TRACK | Mordecai – Seeing In

5/5 golden merles

Seeing In feels to me like a mid-tempo reconnoitering, alternately an outwardly peering: a bombastic survey of the night. It has within it all the hallmarks of an assessing, what we have to work with and the setting of terms for success or surrender.

“let this night pass away / mocking shadows one by one”

The moderate off-kilter imbalance of the strumming and drumming compliment the mood of this conjuring… the song rises and pivots with purpose, looking over it’s shoulder.

It is very, very good.

TRACK | Vacation – Captain Unsensible

5/5 golden merles

Vacation’s Zen Quality Seed Crystal opens with two very strong tracks for the genus rock-type.

Both Hole that Once Held a Screw and Captain Unsensible have the spark of lo-fi magic and that can be found similarly glinting about in golden-era Brian Jonestown Massacre/Guided by Voices layering.

If the goal is to access the feeling, the production is expert. Just on the right side of coherence, it’s good and it’s probably a kind of mastery.

TRACK | Daydream – Duality of Love

5/5 golden merles

Daydream provide high energy and experimentation around traditional structures.

The borderline incoherent vocals are still great as instrument and texture. But the lyrics are also there on the bandcamp if you want to read the fine print:

“Can it smirk? Can I take any power from it?”

Coming out in December 2020, Mystic Operative still made the year-end list last time around the sun. Maybe because it has a strange and wonderful density to the performances. Every 2-3 minute long song feels twice that, and in a good way.

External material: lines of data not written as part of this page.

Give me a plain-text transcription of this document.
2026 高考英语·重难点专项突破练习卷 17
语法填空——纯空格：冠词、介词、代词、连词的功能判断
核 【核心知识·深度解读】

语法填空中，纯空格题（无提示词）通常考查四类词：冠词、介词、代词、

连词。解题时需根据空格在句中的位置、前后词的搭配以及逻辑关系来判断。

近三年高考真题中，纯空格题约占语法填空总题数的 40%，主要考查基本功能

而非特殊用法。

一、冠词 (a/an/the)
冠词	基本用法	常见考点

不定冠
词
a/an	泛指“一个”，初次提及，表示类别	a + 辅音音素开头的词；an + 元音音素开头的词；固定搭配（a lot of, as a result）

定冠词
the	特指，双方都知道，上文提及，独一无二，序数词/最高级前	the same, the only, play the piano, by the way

And in this way the song/album feels like the raw material of a type of rock music, some kind of natural resource, almost unfiltered but for the mix. Elemental and admirable.

TRACK | Mope Grooves – Here Comes Another One

5/5 golden merles

Listening to new music you find that most songs are speaking in vague and grand generalities. Their subjects are love and death, to the extent they have them. By and large, the melody is the message.

Most songs are used as a platform to display the singer’s performative talents. And depending on your cultural conditioning you can grant them credulity or not.

“I was only calling / to talk to my brother”

This isn’t that. Mope Grooves’ Here comes another one appears to be a song about a relationship. And within that an interaction. And within that an instance.

Music is a tool. Whatever conditioning I have been subjected to and/or later sought out values lyricism including storytelling and texture.

And in minimalistic instances like this one, the gravity of limited phrasing amplifies its significance. All of this creates a small but highly detailed world, one possible to escape into, if you want, and is some real nice storytelling.

TRACK | Gorgeous Bully – Stamp

5/5 golden merles

Stamp is one of them joyous garage rock lamentations, end to end.

Everything down to the outro refrain and terminal exclamation are so well balanced and calibrated, it almost defies belief. The fuzz and fade are most agreeably punctuated by the lead guitars tremolo.

Disgust and disillusionment never sounded so kindly, even merry. Tom Waits enjoys “Beautiful melodies telling (him) terrible things,” and so do I.

It is Good.

TRACK | Honey Radar – Medium Mary Todd

5/5 golden merles

Sickly strummed guitars and cooing, warbled vocals are good. This song has both. It also has the most minimalistic drum track you may have ever heard in which one remains technically present.

The sum of it’s parts are quietly a spectacle that is worth taking in.

It has all the energy and promise of that first demo draft of a melody and rough lyric, a stab taken on tape, to play back later to build upon, before the verses are nailed down and the chorus repeats, burdensomely, to warrant having taught it to the band in the first place.

At 74 seconds, It’s a non-invasive surgery. What do you have to lose.

TRACK | Frankie Traandruppel – The Darkness (comes to town)

5/5 golden merles

A great, soundly built garage rock track, strumming and bashing about over the tapes sturdy hiss. When the organ arrives to accompany the chorus you know you’re in good hands for the remainder.

The vocal and audio peaking is skillfully used for intensity, never overstepping into painful or distracting but instead gracefully bracing itself off of this ceiling.

If I had five golden merles to give I would give it five golden merles.